The Human Connectome Project was originally a five-year project developed by the National Institutes of Health as the first in the organization's three main Neuroscience Research programs. This project has since been awarded two big grants of over $38.5 million in total. In addition, they also received an extension from the original five years that were given to complete all the needed research.
The project is split into two consortia, or groups, of research institutions including the WU-Minn-Oxford consortium and the MGH/Harvard-UCLA consortium. Both these consortiums have three major categories that are ground-work for their studies including Healthy Adult Connectomes, Lifespan Connectome Data, and Connectomes Related to Human Disease. The Healthy Human Adult Connectomes study is used to support theories discussing the interaction between different parts of the brain and how they connect to one another.
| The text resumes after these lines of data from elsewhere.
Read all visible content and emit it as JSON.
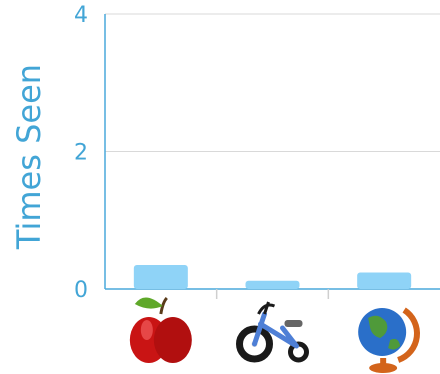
{
  "chart_data": {
    "type": "bar",
    "title": "",
    "xlabel": "",
    "ylabel": "Times Seen",
    "ylim": [
      0,
      4
    ],
    "yticks": [
      0,
      2,
      4
    ],
    "categories": [
      "apple",
      "tricycle",
      "globe"
    ],
    "values": [
      0.35,
      0.12,
      0.24
    ],
    "bar_color": "#8fd3f7",
    "axis_color": "#4aa9db",
    "grid_color": "#d9d9d9",
    "grid": true,
    "category_icons": [
      "apple-icon",
      "tricycle-icon",
      "globe-icon"
    ]
  }
}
The Lifespan Connectome Data study is meant to study the brain connectivity of other populations besides young adults. This includes infants, adolescents, and aged individuals. The Connectomes Related to Human Disease study focuses on very specific diseases and how brains change during the progression of these diseases. Some of the major diseases studied through this study are Alzheimer's disease, dementia, anxiety disorders, major depressive disorders, epilepsy, and psychosis.
The WU-Minn-Oxford consortium was able to collect multitudes of data through MRIs and even behavioral data from 1,200 adults after developing extremely advanced MRI technology that was made to map the connectivity in human brains at new levels of spatial resolution. The data of the subjects showed both the functional and anatomical connections of the separate brain parts, and their relation to the behavioral test data of each subject. The consortium came to the conclusion that there are contributions of both genes and the environment in the observations. Unfortunately, these observations can only be shared with other researchers and are not available to the general public as of now.
On the other hand, the MGH/Harvard-UCLA consortium focused on the utilization of modern MRI technology like diffusion MRIs in order to image the brain's structural connections. The diffusion MRI technology, as suggested by the name, tracks the movement of water to map the long distance connections of the neural networks, specifically white matter. Due to the different types of cells having different water patterns, a variety of tissues is detected through this technology. It is known that the scanner built at the MGH site in order to complete this project is 4 to 8 times more powerful than standard scanners. This allows there to be more clear imaging of the neural pathways and white matter that is being studied.
Thus, the Human Connectome Project has an extremely bright future since its discoveries could potentially lead to revolutionary research and insight on various brain disorders that scientists, researchers, and medical professions are still seeking answers for. Once this project is completed, these professionals may be able to better understand brain conditions such as ADHD, Alzheimer's, schizophrenia, and much more in order to find answers for possible treatments and maybe even cures.